When I was a little girl, my grandmother always kept a jar of pickled beets in her fridge. I was fascinated — my mother doesn’t like beets, so for me, these cold, vividly pink slices were amazing, like nothing I had ever eaten. Beets to me have always tasted like the earth, like the pure essence of the soil and the air and the sunshine they grew in.
Now, I don’t keep pickled beets in my fridge, but I have retained my love for the root vegetable. Beets in my house come fresh, then are roasted and either eaten by the slice without any adornment but salt or marinated with salt, pepper, olive oil and balsamic vinegar. Once that simple salad is made, I’ll eat it with (or as) lunch for the next several days.
I got the idea to pair balsamic vinegar with beets from Nom Nom Paleo, but I have to confess I didn’t read her recipe very well and just kind of went off on my own. Feel free to play with this salad as much as you like; it’s awesome with some goat cheese and mixed with quinoa, for instance, if you eat grains.

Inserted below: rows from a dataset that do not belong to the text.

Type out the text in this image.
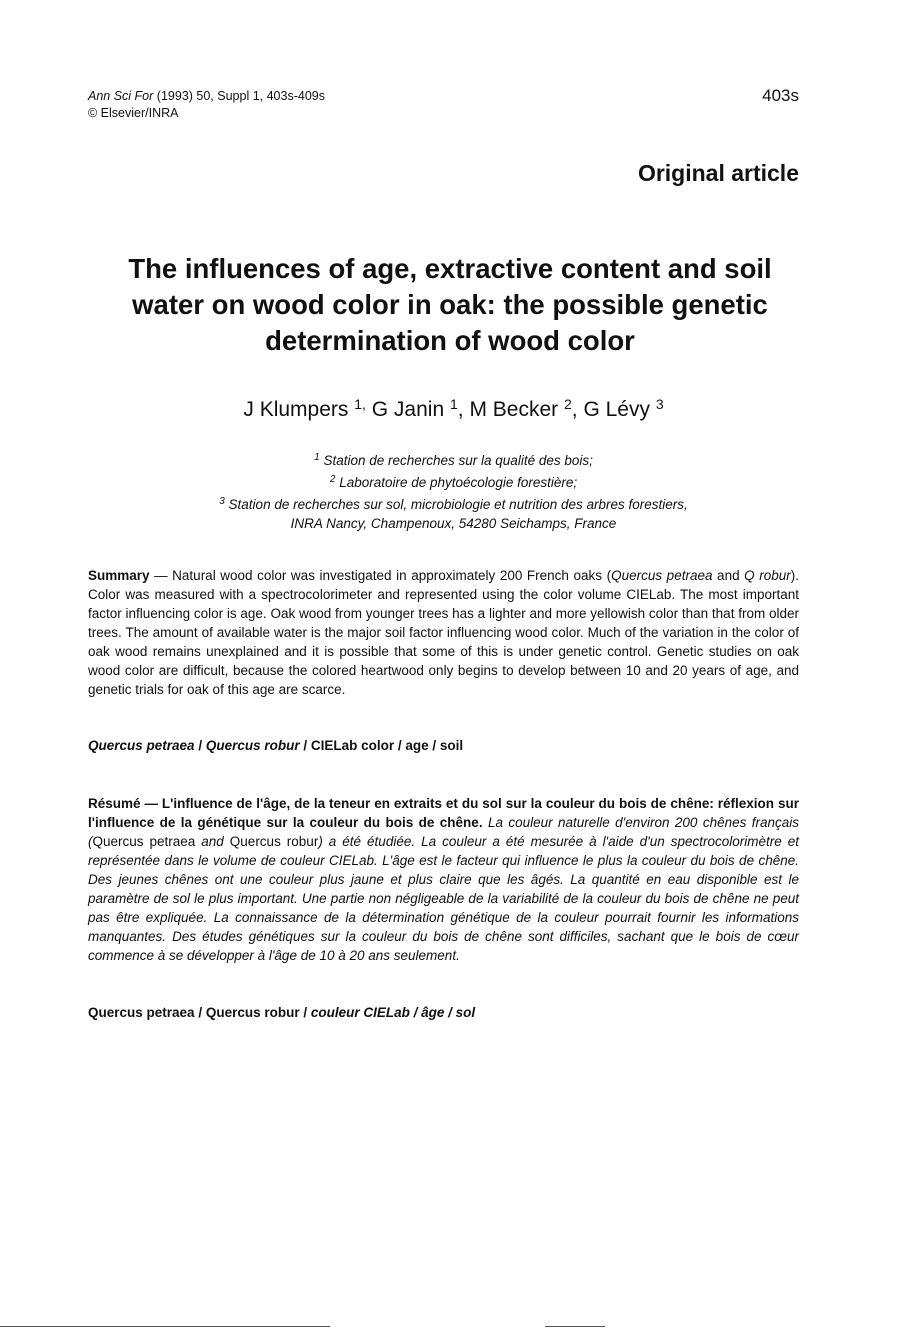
Ann Sci For (1993) 50, Suppl 1, 403s-409s
© Elsevier/INRA
403s
Original article
The influences of age, extractive content and soil
water on wood color in oak: the possible genetic
determination of wood color
J Klumpers $^{1,}$ G Janin $^1$, M Becker $^2$, G Lévy $^3$
$^1$ Station de recherches sur la qualité des bois;
$^2$ Laboratoire de phytoécologie forestière;
$^3$ Station de recherches sur sol, microbiologie et nutrition des arbres forestiers,
INRA Nancy, Champenoux, 54280 Seichamps, France

Summary — Natural wood color was investigated in approximately 200 French oaks (Quercus petraea and Q robur). Color was measured with a spectrocolorimeter and represented using the color volume CIELab. The most important factor influencing color is age. Oak wood from younger trees has a lighter and more yellowish color than that from older trees. The amount of available water is the major soil factor influencing wood color. Much of the variation in the color of oak wood remains unexplained and it is possible that some of this is under genetic control. Genetic studies on oak wood color are difficult, because the colored heartwood only begins to develop between 10 and 20 years of age, and genetic trials for oak of this age are scarce.

Quercus petraea / Quercus robur / CIELab color / age / soil

Résumé — L'influence de l'âge, de la teneur en extraits et du sol sur la couleur du bois de chêne: réflexion sur l'influence de la génétique sur la couleur du bois de chêne. La couleur naturelle d'environ 200 chênes français (Quercus petraea and Quercus robur) a été étudiée. La couleur a été mesurée à l'aide d'un spectrocolorimètre et représentée dans le volume de couleur CIELab. L'âge est le facteur qui influence le plus la couleur du bois de chêne. Des jeunes chênes ont une couleur plus jaune et plus claire que les âgés. La quantité en eau disponible est le paramètre de sol le plus important. Une partie non négligeable de la variabilité de la couleur du bois de chêne ne peut pas être expliquée. La connaissance de la détermination génétique de la couleur pourrait fournir les informations manquantes. Des études génétiques sur la couleur du bois de chêne sont difficiles, sachant que le bois de cœur commence à se développer à l'âge de 10 à 20 ans seulement.

Quercus petraea / Quercus robur / couleur CIELab / âge / sol
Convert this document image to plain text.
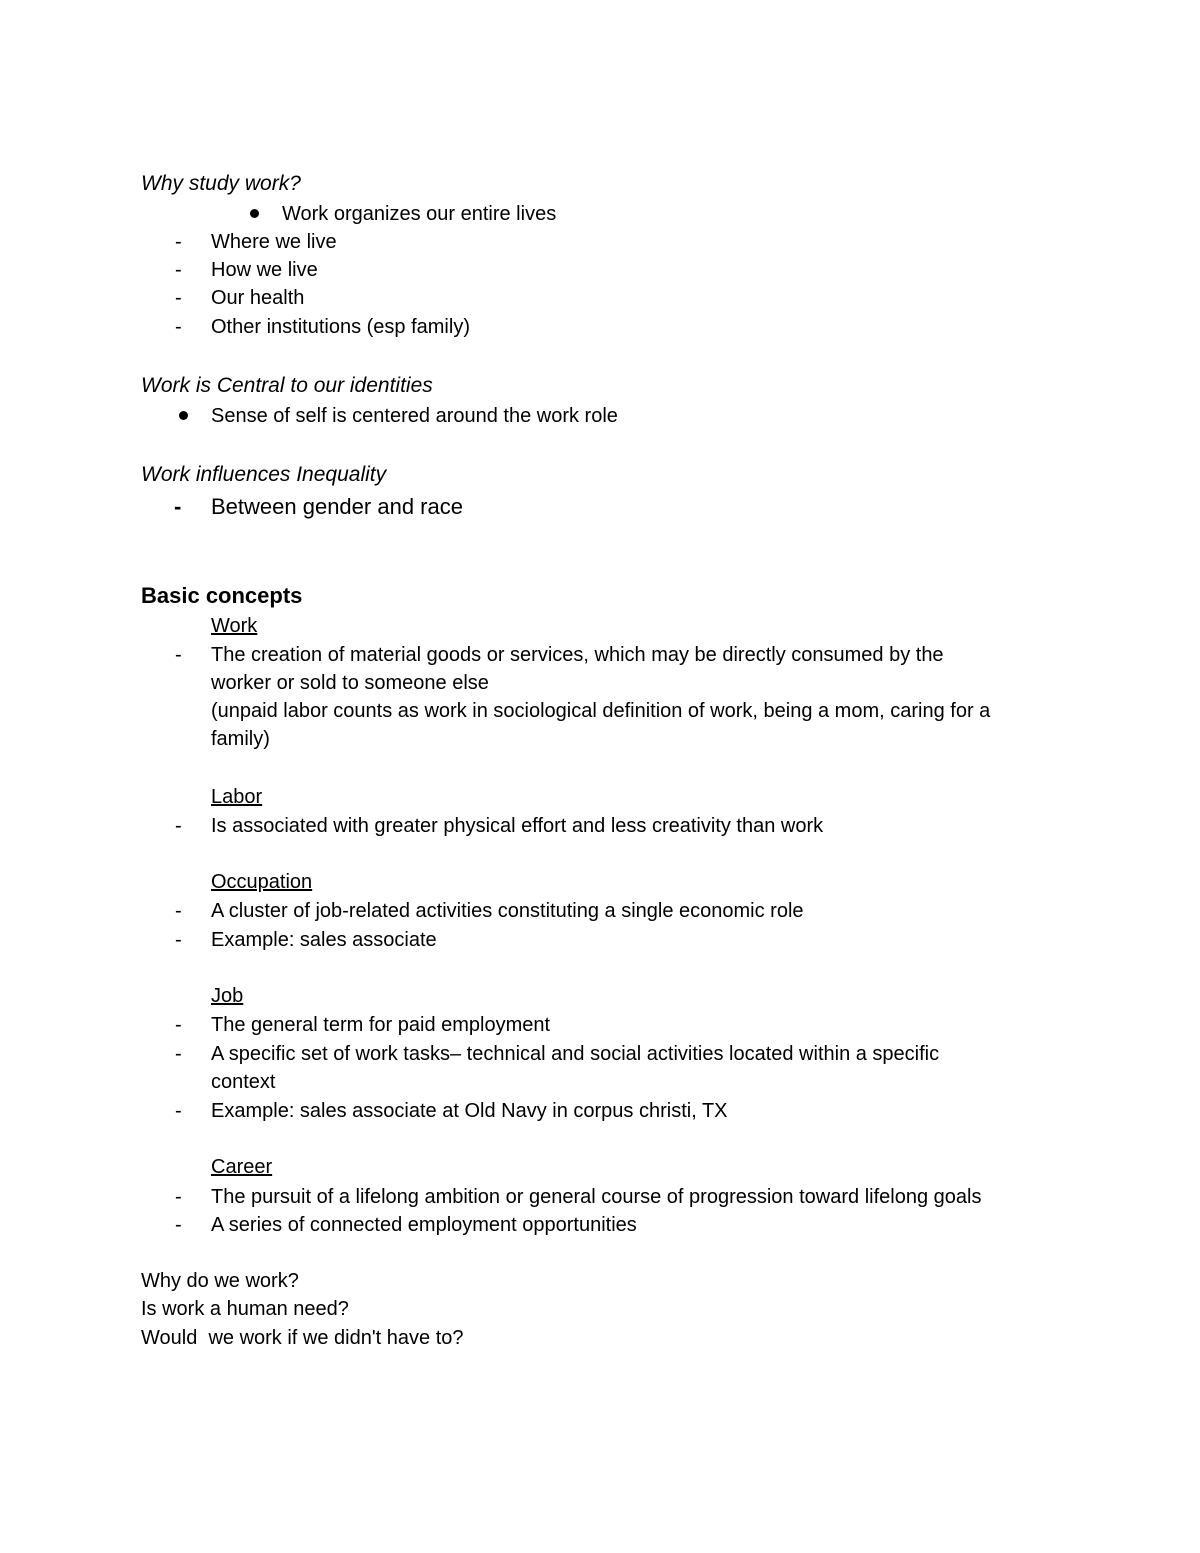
Why study work?
Work organizes our entire lives
- Where we live
- How we live
- Our health
- Other institutions (esp family)
Work is Central to our identities
Sense of self is centered around the work role
Work influences Inequality
- Between gender and race
Basic concepts
Work
- The creation of material goods or services, which may be directly consumed by the
worker or sold to someone else
(unpaid labor counts as work in sociological definition of work, being a mom, caring for a
family)
Labor
- Is associated with greater physical effort and less creativity than work
Occupation
- A cluster of job-related activities constituting a single economic role
- Example: sales associate
Job
- The general term for paid employment
- A specific set of work tasks– technical and social activities located within a specific
context
- Example: sales associate at Old Navy in corpus christi, TX
Career
- The pursuit of a lifelong ambition or general course of progression toward lifelong goals
- A series of connected employment opportunities
Why do we work?
Is work a human need?
Would  we work if we didn't have to?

Pick good beets with bright green, healthy-looking tops for another recipe — I’ll post one later this week.
- 6 beets, washed
- 2 tablespoons olive oil
- 1 tsp kosher salt
- 1/2 tsp freshly ground black pepper
- 1 tablespoon balsamic vinegar
- Preheat oven to 350 degrees Fahrenheit.
- Trim the beets by chopping off the bottoms and the tops; reserve greens for another recipe, if desired.
- Wrap beets in aluminum foil packets, three to a packet. Place in oven directly on the rack.
- Let roast (or steam, actually) for an hour to an hour and a half, depending on the size of your beets.
- Remove from oven when they are easily pierced with a fork. Let cool, then peel.
- Dice roasted beets, and toss in bowl with remaining ingredients. Enjoy.